実は感情というのはすごくWILLに紐付いていて、自分の価値観・WILLに、新しい経験がぶつかって出た反応が感情なんですよ。「こういうものが好き」と思っていて、Aというものが来たらうれしいし、Cが来た時には「ちょっと違うな」と思うわけですよね。
なので、感情はヒントなんです。何か新しい経験をした時に生まれた感情に意識を向けて、「なんで楽しいと思ったのか?」「なんでピンと来なかったのかな?」というのを流さず、問いを立てて深めていくことで、自分の価値観に近づくことができます。
そもそも上司の「WILL」を伝えているか?
ーー1on1の場で部下とそういった話をすることも効果がありそうですね。
大川:そうですね。今、1on1という機会はすごく増えていて、せっかく対等に語れる場なので、うまく使ってほしいですね。その時に大事なのは、一方的に聞きまくるのはハラスメントのリスクが出るということです。

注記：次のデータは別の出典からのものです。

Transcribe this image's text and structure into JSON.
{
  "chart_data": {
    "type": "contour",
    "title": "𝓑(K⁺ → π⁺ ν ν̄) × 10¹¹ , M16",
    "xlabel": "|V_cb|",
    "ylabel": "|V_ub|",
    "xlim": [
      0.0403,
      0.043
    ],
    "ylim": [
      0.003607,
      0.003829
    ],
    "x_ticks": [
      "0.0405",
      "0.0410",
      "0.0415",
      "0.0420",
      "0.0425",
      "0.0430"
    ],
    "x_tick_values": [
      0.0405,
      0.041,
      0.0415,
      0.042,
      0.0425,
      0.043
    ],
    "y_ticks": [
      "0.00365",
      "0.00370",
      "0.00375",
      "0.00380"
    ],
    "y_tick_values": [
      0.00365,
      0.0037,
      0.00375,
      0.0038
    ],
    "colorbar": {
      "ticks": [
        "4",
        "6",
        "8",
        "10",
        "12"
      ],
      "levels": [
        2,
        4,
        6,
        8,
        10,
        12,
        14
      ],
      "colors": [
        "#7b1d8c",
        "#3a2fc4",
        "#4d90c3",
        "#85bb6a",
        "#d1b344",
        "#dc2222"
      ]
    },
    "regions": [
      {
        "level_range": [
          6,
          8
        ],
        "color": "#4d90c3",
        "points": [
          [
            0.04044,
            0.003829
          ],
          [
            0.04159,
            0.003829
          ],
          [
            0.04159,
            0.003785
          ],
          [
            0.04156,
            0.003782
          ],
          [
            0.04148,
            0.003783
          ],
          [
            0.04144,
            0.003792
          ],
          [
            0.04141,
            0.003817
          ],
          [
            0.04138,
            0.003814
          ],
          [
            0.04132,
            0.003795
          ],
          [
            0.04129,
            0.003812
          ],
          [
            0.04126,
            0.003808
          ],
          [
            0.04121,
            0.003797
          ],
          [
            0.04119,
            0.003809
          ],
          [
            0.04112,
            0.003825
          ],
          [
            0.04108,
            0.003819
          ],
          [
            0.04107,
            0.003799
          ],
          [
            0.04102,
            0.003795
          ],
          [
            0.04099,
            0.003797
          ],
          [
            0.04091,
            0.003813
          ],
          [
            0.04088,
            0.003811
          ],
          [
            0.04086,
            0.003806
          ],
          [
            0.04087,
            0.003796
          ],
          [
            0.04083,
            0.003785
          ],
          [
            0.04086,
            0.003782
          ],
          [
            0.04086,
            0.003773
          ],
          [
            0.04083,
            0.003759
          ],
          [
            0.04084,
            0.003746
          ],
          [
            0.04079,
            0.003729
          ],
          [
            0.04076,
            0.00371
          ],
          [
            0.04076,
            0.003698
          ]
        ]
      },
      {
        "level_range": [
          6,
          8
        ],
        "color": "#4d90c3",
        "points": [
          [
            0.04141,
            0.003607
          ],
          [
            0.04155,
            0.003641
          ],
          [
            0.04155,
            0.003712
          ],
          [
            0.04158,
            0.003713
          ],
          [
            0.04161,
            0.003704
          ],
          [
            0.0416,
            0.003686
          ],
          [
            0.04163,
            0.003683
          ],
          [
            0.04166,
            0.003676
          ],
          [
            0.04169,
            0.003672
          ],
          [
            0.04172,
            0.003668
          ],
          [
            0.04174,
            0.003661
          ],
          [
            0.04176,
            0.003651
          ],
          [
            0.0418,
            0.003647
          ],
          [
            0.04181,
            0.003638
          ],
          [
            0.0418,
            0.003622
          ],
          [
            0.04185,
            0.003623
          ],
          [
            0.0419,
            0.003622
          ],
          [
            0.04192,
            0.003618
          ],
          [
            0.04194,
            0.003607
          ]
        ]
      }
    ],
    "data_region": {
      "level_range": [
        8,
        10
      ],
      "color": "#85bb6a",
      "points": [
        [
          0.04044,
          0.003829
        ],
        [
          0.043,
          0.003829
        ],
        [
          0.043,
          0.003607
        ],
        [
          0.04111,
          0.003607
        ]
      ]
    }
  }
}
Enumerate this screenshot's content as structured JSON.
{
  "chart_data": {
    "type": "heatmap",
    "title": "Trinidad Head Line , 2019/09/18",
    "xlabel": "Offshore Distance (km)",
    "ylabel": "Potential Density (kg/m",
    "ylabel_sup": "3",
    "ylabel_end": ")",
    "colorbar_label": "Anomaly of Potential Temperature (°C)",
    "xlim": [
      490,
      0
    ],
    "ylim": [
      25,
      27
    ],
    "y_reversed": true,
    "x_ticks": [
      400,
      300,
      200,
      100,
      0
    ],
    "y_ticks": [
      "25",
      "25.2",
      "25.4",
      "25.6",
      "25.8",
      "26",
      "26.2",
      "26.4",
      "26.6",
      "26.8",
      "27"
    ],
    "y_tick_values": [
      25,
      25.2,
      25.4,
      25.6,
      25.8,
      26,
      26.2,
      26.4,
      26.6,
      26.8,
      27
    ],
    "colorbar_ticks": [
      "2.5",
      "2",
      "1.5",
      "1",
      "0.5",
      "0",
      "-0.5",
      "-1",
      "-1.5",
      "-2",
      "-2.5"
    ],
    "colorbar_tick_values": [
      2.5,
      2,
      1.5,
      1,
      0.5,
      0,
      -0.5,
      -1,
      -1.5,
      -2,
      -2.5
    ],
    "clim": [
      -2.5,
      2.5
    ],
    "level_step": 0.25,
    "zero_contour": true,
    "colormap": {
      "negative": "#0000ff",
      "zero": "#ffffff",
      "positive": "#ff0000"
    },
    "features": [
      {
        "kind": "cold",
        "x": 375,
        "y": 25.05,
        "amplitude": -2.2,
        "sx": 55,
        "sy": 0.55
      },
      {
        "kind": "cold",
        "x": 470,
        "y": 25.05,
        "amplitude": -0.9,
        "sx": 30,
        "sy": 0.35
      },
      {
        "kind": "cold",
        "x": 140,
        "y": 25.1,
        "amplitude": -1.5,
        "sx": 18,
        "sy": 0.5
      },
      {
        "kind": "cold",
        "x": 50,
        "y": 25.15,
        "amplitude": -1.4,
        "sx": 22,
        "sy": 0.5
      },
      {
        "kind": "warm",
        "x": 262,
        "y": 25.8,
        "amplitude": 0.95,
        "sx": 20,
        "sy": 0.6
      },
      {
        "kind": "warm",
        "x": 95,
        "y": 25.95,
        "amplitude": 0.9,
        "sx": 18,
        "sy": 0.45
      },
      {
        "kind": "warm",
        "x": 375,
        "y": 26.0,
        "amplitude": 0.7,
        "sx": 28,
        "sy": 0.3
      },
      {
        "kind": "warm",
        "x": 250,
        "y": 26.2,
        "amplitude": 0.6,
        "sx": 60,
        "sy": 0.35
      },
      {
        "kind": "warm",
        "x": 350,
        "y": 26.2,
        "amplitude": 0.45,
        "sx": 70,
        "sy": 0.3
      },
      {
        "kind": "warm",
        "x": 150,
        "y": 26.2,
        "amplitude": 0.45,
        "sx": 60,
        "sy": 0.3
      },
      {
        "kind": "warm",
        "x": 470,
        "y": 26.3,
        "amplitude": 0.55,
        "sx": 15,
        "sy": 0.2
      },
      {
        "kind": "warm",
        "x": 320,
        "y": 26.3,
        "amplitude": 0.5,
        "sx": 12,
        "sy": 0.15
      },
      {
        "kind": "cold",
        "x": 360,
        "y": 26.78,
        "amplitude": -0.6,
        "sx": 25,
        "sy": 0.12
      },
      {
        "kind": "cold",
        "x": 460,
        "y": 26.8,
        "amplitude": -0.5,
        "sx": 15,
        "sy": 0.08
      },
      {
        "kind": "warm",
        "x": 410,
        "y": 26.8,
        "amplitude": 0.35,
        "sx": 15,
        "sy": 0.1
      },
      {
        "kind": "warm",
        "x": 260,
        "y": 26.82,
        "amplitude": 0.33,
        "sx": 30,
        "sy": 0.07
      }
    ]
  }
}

ーーさっきおっしゃっていた「何をしたいの?」と聞きまくるということですね。
大川:そう。すると部下は「あなたのWILLを聞いたことがないんだけど」という感情になるわけです。なので、大事なのは対等に、お互いに語り合う状態を作ることです。実は僕がやっているワークでは、最初に「人生曲線」という、自分がどう生きてきたかを語り合うところから入ります。
これは究極の自己開示です。「こういう流れの中で、今の俺は存在しているんだ」という、実は親や親友ですら知らない話を、目の前の相手に語っているわけです。
ーーまず上司が自己開示するのが大事なんですね。
大川:そうですね。よく「上司は傾聴しろ」と言いますが、あれもしんどいですよね。上司がしゃべっちゃいけないというのもわかりますが、WILLを言語化していく際には、やはりお互い1対1ぐらいの感覚で話してほしい。
「自分はこういう経験があって、こういうことを思ったんだ」とか、本人の価値観や源泉に関わる話を先に開示しないと、急に「お前だけ話せ」というのは無理なわけですよ。
ーー確かに。
大川:先に「ごめん、自己紹介が足らなかったよね。実は僕は今、こんな仕事をしているんだけど、もともとこういうことが好きで、こういうことを大事にしたいんだよね」と価値観を先に出す。その中で、「君はどう思う? どんな仕事をしてきたの?」と経験を何気なく問いながら、「SEって大変だったね。どういう時につらかったの?」と引き出していく。
問いに関しても、「なんで?」と「それで?」「本当?」という3つの質問を問い分けたりします。1問1答だと「何をしていたの?」「SEです」で終わっちゃうんですよ。
でも、「SEをやっていました」「具体的には何をしていたの?」「どういう時にその仕事をやっていておもしろかった?」「なんでSE職になったの?」というように聞いていくと、その人の源泉や価値観に到達できるわけです。そうやって、ちょっとずつヒントを探っていく感じが良いと思います。